McKinney was sentenced to 250 hours of community service, repeatedly showing the video of his embarrassing fight with police to schools around Spokane to help at-risk youth from going down the same path.
McKinney later transferred to another Division II school, Notre Dame College of Ohio, but left after the first semester.
He wanted to start earning money in the octagon, making his professional debut in October 2017 at CageSport 47 in Tacoma, which would have been the start of his senior college wrestling season.
McKinney’s mother, Kitara Johnson, is the pillar of her single parent household.
A former Chicago gang member, Johnson found refuge by joining the Army, moving to Eastern Washington in the early 2000s from a military base in Germany.
She’s since earned bachelor’s and master’s degrees and is the Chief Development Officer at Excelsior, a nonprofit youth wellness and educational center. Johnson is also on the Minority and Justice Commission of the Washington Supreme Court.
Johnson, a mother of five, became emotional when recalling her oldest child’s circuitous path, from a toddler growing up around gang activity to fighting in front of a national audience for a UFC contract.
“It’s been quite the journey,” Johnson said. “Sometimes, I didn’t have the money for him for lunch when he was younger, so thankfully he was a wrestler cutting weight.”
Johnson said she was raped at age 16. McKinney was born 9 months later with an umbilical cord wrapped around his neck.
When McKinney was a toddler, Johnson said, he witnessed his mother’s hand being broken by a gang member’s baseball bat.
When the family moved to a military base in Germany, McKinney was picked on in elementary school for being small. After relocating to rural Davenport, Washington, he was picked on for being black, Johnson said.

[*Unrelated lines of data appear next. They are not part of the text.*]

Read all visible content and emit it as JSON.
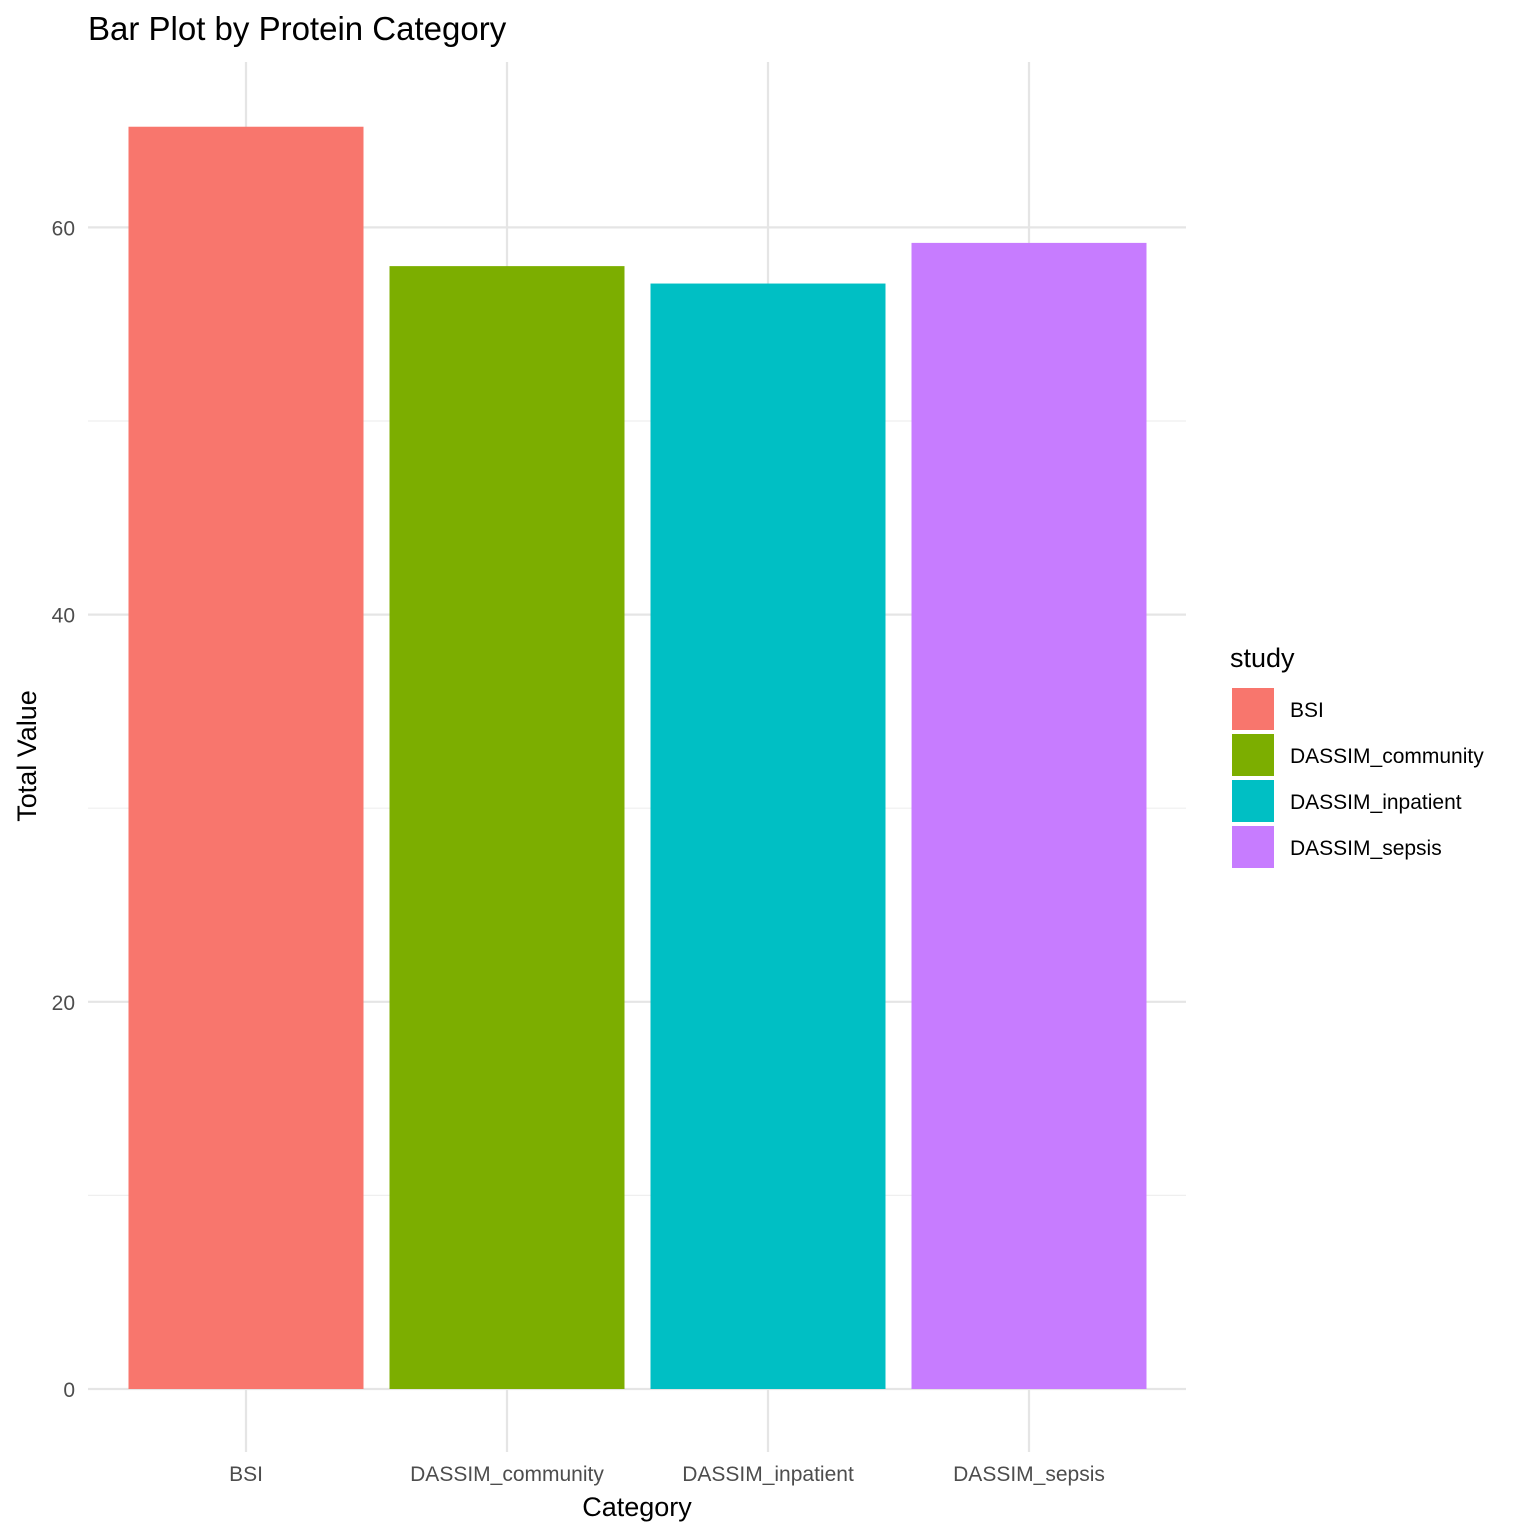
{
  "chart_data": {
    "type": "bar",
    "title": "Bar Plot by Protein Category",
    "xlabel": "Category",
    "ylabel": "Total Value",
    "categories": [
      "BSI",
      "DASSIM_community",
      "DASSIM_inpatient",
      "DASSIM_sepsis"
    ],
    "values": [
      65.2,
      58.0,
      57.1,
      59.2
    ],
    "colors": [
      "#F8766D",
      "#7CAE00",
      "#00BFC4",
      "#C77CFF"
    ],
    "ylim": [
      0,
      68
    ],
    "yticks": [
      0,
      20,
      40,
      60
    ],
    "grid": true,
    "legend": {
      "title": "study",
      "position": "right",
      "entries": [
        "BSI",
        "DASSIM_community",
        "DASSIM_inpatient",
        "DASSIM_sepsis"
      ]
    }
  }
}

With his mom balancing work, school and motherhood on a shoe-string budget, McKinney, who moved to Spokane at age 13, used wrestling as a social outlet.
McKinney wore a singlet around the house. Johnson said she’d often have to creative with her budget to send him to wrestling camps.

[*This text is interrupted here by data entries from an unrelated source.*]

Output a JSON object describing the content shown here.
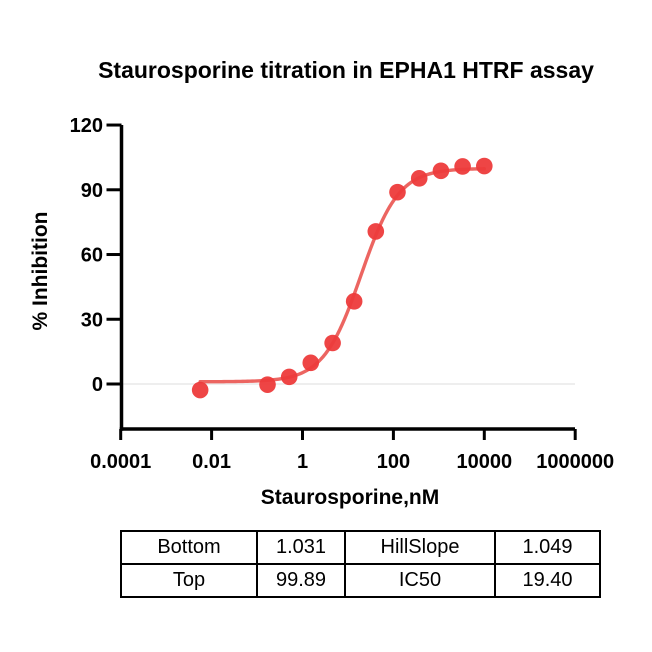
{
  "chart_data": {
    "type": "scatter",
    "title": "Staurosporine titration in EPHA1 HTRF assay",
    "xlabel": "Staurosporine,nM",
    "ylabel": "% Inhibition",
    "x_scale": "log",
    "xlim": [
      0.0001,
      1000000
    ],
    "ylim": [
      -20,
      120
    ],
    "x_tick_values": [
      0.0001,
      0.01,
      1,
      100,
      10000,
      1000000
    ],
    "x_tick_labels": [
      "0.0001",
      "0.01",
      "1",
      "100",
      "10000",
      "1000000"
    ],
    "y_tick_values": [
      0,
      30,
      60,
      90,
      120
    ],
    "y_tick_labels": [
      "0",
      "30",
      "60",
      "90",
      "120"
    ],
    "grid": "zero-baseline-only",
    "legend": "none",
    "baseline_value": 0,
    "series": [
      {
        "name": "Staurosporine",
        "marker": "circle",
        "x": [
          0.0056,
          0.17,
          0.51,
          1.52,
          4.6,
          13.7,
          41,
          123,
          370,
          1111,
          3333,
          10000
        ],
        "y": [
          -2.8,
          -0.3,
          3.3,
          9.8,
          19.0,
          38.3,
          70.7,
          88.9,
          95.3,
          98.8,
          100.8,
          101.0
        ]
      }
    ],
    "fit": {
      "model": "4PL sigmoidal dose-response",
      "bottom": 1.031,
      "top": 99.89,
      "hillslope": 1.049,
      "ic50": 19.4,
      "curve_x_range": [
        0.0056,
        10000
      ]
    },
    "colors": {
      "points": "#ed3b3b",
      "curve": "#e9504b",
      "baseline": "#e9e9e9",
      "axis": "#000000",
      "text": "#000000"
    }
  },
  "fit_table": {
    "rows": [
      {
        "cells": [
          "Bottom",
          "1.031",
          "HillSlope",
          "1.049"
        ]
      },
      {
        "cells": [
          "Top",
          "99.89",
          "IC50",
          "19.40"
        ]
      }
    ]
  }
}
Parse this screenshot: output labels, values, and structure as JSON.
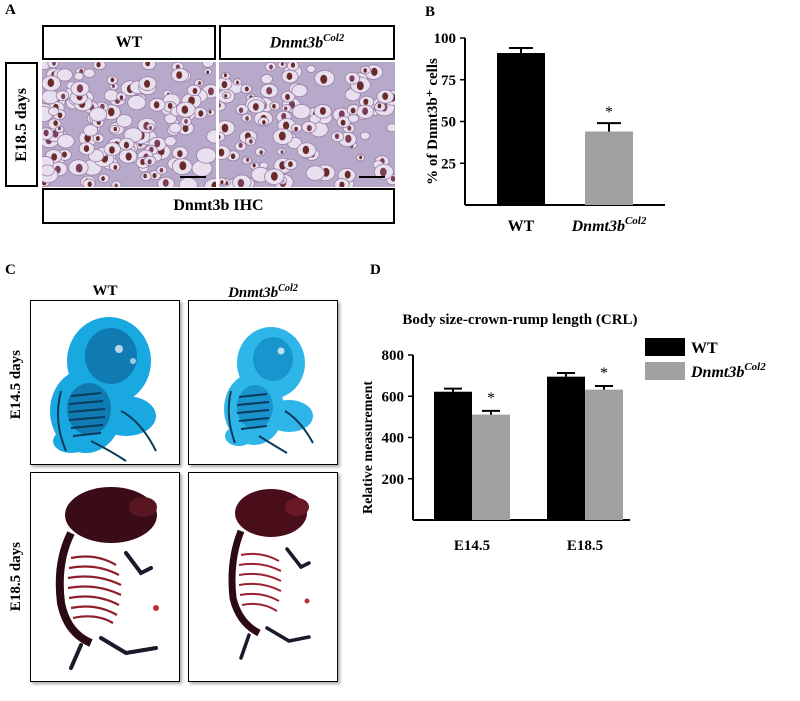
{
  "panels": {
    "A": {
      "label": "A",
      "col_wt": "WT",
      "col_mut_base": "Dnmt3b",
      "col_mut_sup": "Col2",
      "row_label": "E18.5 days",
      "bottom_label": "Dnmt3b  IHC"
    },
    "B": {
      "label": "B"
    },
    "C": {
      "label": "C",
      "col_wt": "WT",
      "col_mut_base": "Dnmt3b",
      "col_mut_sup": "Col2",
      "row1": "E14.5 days",
      "row2": "E18.5 days"
    },
    "D": {
      "label": "D"
    }
  },
  "chart_data": [
    {
      "type": "bar",
      "ylabel": "% of Dnmt3b⁺ cells",
      "categories": [
        "WT",
        "Dnmt3b"
      ],
      "category_sup": [
        "",
        "Col2"
      ],
      "values": [
        91,
        44
      ],
      "errors": [
        3,
        5
      ],
      "ylim": [
        0,
        100
      ],
      "yticks": [
        25,
        50,
        75,
        100
      ],
      "colors": [
        "#000000",
        "#a0a0a0"
      ],
      "annotations": [
        "",
        "*"
      ]
    },
    {
      "type": "bar",
      "title": "Body size-crown-rump  length (CRL)",
      "ylabel": "Relative measurement",
      "categories": [
        "E14.5",
        "E18.5"
      ],
      "series": [
        {
          "name": "WT",
          "values": [
            622,
            695
          ],
          "errors": [
            15,
            18
          ],
          "color": "#000000",
          "annotations": [
            "",
            ""
          ]
        },
        {
          "name": "Dnmt3b",
          "name_sup": "Col2",
          "values": [
            511,
            632
          ],
          "errors": [
            18,
            18
          ],
          "color": "#a0a0a0",
          "annotations": [
            "*",
            "*"
          ]
        }
      ],
      "ylim": [
        0,
        800
      ],
      "yticks": [
        200,
        400,
        600,
        800
      ],
      "legend": "top-right"
    }
  ]
}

Now he’s on the cusp of a childhood dream she admittedly wasn’t keen on.
“He wanted to fight in the UFC, and I said, ‘No, you’re going to college,’ ” Johnson said. “So this is very surreal. I’m so proud of him.”
Johnson has let McKinney live at home as he trains and works various odd jobs in construction and yard maintenance.
“He recently told me, ‘Mom, one day I’m going to sign a big UFC contract and pay off your house,’ ” Johnson said. “I said, ‘OK, show me.’ ”
McKinney plans on it.
“She’s an incredible woman,” McKinney said Johnson. “She has done so much for me.”
A special talent
Sik Jitsu had become a factory of successful MMA fighters, and a 20-year-old McKinney wanted in on the action.
Little wasn’t interested in coaching McKinney, though, despite his apparent physical gifts and sterling wrestling resume.
Most great MMA fighters don’t hit their stride until their late 20s, Little said, and he believed the college-aged McKinney was too immature to fight at an elite level.
But McKinney persisted and showed Little his commitment matched his athleticism.
“He’s a memory-bank freak,” Little said. “You show him something, and he learns it one day while it takes other people weeks.”
“Usually, when someone fights, they take a few days off to recover,” said Sicilia, who is slated to fight Pedro Carvalho on Sept. 7 at the Bellator Featherweight Grand Prix. “But Terrance is back training the following Monday.
“And he’s such a likable guy. He’s humble, but he’s not afraid to call guys out.”
McKinney wastes little time with opposition, recording six of his seven wins in the first round, two of which were under a minute.
Armbars. Rear-naked chokes. Heel hooks. Punches. McKinney is winning in a variety of ways.
“I don’t see how he can not be a champion,” Little said. “He has the skill set to be a UFC world champion.”